О месте драматургии в жизни Г.Марселя следует сказать особо, поскольку его активнейшая деятельность писателя в данном случае объясняется не только отличавшей представителей французской культуры его поколения многосторонностью интересов и творческих наклонностей, но и самой потребностью, спецификой его философии. Но еще более того важна стихия драмы – диалог, речь – как органичная сфера интерсубъективности: это то, что не может быть сколько-нибудь полно выражено в материале самой философии (поскольку, считает Марсель, интерсубъективность не может быть выражена посредством понятий, “представлений”, объективации, упоминаний в третьем лице).
Проблемы общения между людьми – это именно та область, в которой Марсель со всей убежденностью отдает предпочтение искусству: музыке и, разумеется, драматургии.
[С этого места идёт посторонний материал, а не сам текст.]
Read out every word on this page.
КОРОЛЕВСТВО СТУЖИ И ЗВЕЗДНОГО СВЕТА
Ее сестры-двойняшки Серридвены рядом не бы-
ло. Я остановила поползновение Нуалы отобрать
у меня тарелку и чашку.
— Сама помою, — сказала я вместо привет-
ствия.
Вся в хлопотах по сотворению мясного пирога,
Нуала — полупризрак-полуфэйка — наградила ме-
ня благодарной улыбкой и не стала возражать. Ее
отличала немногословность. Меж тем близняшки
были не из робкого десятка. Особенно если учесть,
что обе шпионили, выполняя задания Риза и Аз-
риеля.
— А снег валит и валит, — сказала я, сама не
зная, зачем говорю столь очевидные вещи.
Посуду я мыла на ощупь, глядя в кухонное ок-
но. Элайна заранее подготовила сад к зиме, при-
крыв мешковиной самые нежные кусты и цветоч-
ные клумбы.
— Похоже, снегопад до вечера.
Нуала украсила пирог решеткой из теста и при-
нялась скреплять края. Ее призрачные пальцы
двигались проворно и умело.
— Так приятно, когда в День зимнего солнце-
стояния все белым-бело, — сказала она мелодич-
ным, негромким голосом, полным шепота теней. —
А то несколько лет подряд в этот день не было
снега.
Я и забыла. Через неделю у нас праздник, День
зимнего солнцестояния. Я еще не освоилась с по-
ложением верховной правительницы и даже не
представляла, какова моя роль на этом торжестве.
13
Драма, в противоположность философии, представляет некую спонтанность жизни. Это проверка психологических коллизий сценической убедительностью, попытка прояснения сложного сплетения человеческих отношений в диалоге, устном выражении, прямой речи, в условиях, где – и это главное, в соответствии с экзистенциальной доктриной философа, – каждый выступает как субъект, говорит от своего лица. Здесь реализуется важнейшая философская посылка экзистенциализма о том, что “субъект, сущий, может быть полноценно мыслим лишь в том случае, если ему предоставляют слово”[69]. По убеждению Марселя, специфика театра позволяет осуществлять то необходимое, чего сейчас не в силах сделать философия: именно театр дает возможность “инсценировать мир, проектировать ситуации, в которых каждый имел бы место, где каждый был бы понят”. Не случайно он говорит П.Рикёру: “Моя философия является экзистенциальной в той мере, в какой она является театром, драматургическим созданием”[70].
Человеческая драма живет по собственным законам[71]. Стихия драматургии как бы предоставляет логике поступков и чувств развиваться свободно, не встречая помех в каких-либо предварительных установлениях; она позволяет истине для каждого из нас рождаться в непосредственном соприкосновении с мыслями, опытом, страданиями других.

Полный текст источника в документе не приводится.